On 19 August 2003, the Canal Hotel housing the United Nations (UN) office in Baghdad (Iraq) was targeted by a large truck-bomb. The attack left 22 dead, including a few UN staff members involved in the provision of humanitarian assistance to Iraqis affected by the aftermath of the March 2003 US-led military invasion. On 27 October 2003, a car-bomb attack targeted the International Committee of the Red Cross (ICRC) office in Baghdad killing 12 people, possibly providing a defining moment for changes in the security management practices of aid agencies and increased perceptions of insecurity for aid workers in areas affected by armed conflict.
In 2008, the UN General Assembly passed a resolution on strengthening the coordination of the UN’s emergency assistance, which included the designation of the anniversary of the Canal Hotel attack as World Humanitarian Day. Intended “to recognize humanitarian personnel and those who have lost their lives working for humanitarian causes,” it has come to represent an opportune time to reflect on the dilemmas and challenges related to the security of aid workers. While many debates agitate the microcosm of the humanitarian sector, there is a near-consensus on the worsening of the situation.
This is evident through the suspension or closure of life-saving medical projects or even the departure of humanitarian actors from a given context following critical security incidents such as the killing or abduction of aid workers. In turn, such decisions have devastating effects for populations in need of assistance, leaving pregnant women without access to basic surgical capacity or children going without basic vaccinations. There is an acknowledged risk-taking when providing medical assistance in a conflict area but the direct targeting of aid workers by parties to the conflict means that the requirement of basic acceptance for a neutral and independent “ambulance” inside the conflict zone is not attainable.
The underlying basis for a responsible humanitarian intervention is that it must be led on the basis of guiding principles. The ability to treat those most in need (impartiality) without taking sides in the ongoing conflict (neutrality) while making one’s own decisions on the allocation of resources based on one’s own assessment of needs (independence) is a complex endeavour from its inception. For a process of negotiated humanitarian access to be obtained from a government or an armed actor to be successful, principled humanitarian action must balance out all the interests at stake: its own based on its social mission of saving lives and alleviating suffering as well as those of a conflict’s other stakeholders from local levels (where its projects are implemented) to higher authority levels as required by accountability and transparency criteria enshrined in state-level regulatory frameworks or agreed-to in bilateral agreements.
But this principled view of ‘humanitarianism’ emanating from Western Europe 150 years ago which led to the codification of rules in the conduct of war and the birth of the ICRC is not always felt to be universal. Born somewhat in reaction to the institutionalized ICRC, Doctors Without Borders / Médecins Sans Frontières (MSF) sought to extend the right to humanitarian assistance above and beyond borders, moved by an ethical imperative to save the lives of people in crisis situations even if it were to collide with the sometimes-competing concept of state sovereignty.

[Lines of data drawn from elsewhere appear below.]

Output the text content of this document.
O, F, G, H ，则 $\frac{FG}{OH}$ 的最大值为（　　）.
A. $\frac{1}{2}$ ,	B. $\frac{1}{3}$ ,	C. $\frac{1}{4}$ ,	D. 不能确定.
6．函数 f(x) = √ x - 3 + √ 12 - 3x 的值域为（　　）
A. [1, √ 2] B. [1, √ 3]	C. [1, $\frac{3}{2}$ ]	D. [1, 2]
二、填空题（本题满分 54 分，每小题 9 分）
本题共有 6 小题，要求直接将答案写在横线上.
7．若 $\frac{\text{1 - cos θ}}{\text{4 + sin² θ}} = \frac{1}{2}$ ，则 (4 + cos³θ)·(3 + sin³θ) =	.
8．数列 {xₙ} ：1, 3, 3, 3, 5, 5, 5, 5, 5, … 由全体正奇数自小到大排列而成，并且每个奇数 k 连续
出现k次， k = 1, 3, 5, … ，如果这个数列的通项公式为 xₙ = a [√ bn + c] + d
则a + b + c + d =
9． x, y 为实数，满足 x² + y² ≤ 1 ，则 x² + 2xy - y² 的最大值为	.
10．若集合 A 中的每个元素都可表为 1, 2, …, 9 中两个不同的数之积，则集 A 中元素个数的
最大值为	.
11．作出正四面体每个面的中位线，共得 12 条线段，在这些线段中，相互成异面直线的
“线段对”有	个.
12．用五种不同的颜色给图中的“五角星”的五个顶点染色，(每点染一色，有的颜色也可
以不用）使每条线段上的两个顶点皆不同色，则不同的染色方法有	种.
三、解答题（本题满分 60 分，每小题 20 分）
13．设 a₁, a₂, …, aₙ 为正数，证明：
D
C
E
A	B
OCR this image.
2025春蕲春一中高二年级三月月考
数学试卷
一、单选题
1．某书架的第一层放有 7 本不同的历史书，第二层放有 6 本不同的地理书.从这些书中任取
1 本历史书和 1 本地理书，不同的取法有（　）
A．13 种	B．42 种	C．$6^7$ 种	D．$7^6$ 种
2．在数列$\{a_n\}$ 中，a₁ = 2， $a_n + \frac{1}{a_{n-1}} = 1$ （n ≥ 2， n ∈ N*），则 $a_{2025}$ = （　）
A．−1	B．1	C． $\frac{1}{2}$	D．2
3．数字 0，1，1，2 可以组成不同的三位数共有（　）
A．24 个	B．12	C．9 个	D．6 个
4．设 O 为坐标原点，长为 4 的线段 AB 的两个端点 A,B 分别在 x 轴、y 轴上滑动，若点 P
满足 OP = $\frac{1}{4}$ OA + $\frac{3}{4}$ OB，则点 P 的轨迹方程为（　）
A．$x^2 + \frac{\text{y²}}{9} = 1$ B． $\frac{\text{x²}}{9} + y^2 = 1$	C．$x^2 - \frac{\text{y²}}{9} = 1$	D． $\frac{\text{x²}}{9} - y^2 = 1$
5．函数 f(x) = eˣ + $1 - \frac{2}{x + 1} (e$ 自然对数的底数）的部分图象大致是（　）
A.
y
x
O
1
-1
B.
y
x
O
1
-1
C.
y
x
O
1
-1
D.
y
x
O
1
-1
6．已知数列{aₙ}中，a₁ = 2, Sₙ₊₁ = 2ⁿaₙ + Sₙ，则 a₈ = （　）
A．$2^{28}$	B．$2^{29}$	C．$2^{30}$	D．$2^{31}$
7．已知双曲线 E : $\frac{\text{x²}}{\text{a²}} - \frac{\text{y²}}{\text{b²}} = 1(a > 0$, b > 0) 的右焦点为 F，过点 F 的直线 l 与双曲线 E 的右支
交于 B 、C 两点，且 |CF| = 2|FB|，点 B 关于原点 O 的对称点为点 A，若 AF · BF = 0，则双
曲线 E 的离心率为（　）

It is in such light for example that its decision to work inside opposition-controlled areas of Syria in 2011-2012 after the continued refusal by Syria’s government to register MSF in Damascus should be understood: not as compromising on neutrality and supporting the rebels but as concluding that the only way to provide medical assistance to the victims of the civil war inside Syria, in cities such as Homs and Aleppo, was to cross its northern borders with its own surgical teams and increase the volume of medical supplies distributed to networks of health facilities and staff across Syria, including in Damascus-controlled areas also affected by the conflict.
Whether in Syria or in an increasing number of sub-state, identity-driven conflicts such as in Myanmar or in South Sudan, the acceptance of humanitarian action, particularly from western-based organizations, is weak. But the principles carried by MSF in conflict settings across different cultures are not meant to fix disputes or impose a preferred political order over the one in place or the one that will eventually emerge from the fighting. Humanitarian assistance should be seen as a band-aid for a conflict’s victims. Guided by the principles that ensure a distinct level of transparency to the warring parties, aid actors need to be judged on their actions rather than on the perception of what they are or whom they represent.
Aid agencies do need to share some of the blame for the current impasse over humanitarian access in conflict areas. A lack of embedding into local societies, previously identified and criticized parochial attitudes towards the beneficiaries of their assistance, and negative feedback on the image they project as opposed to the effectiveness and efficiency of the action they undertake are all areas that require significant improvements. In conflict areas, humanitarian principles should continue to guide the decision-making of aid agencies, away from overly conservative risk management policies and ethically questionable compromises that turn aid actors into accomplices of abuse and exclusion. Humanitarian principles and their consistent use as an ethical compass of reference remain the most honest avenue to reduce human suffering in a chaotic world in which armed conflict is increasingly being conducted without rules or rights.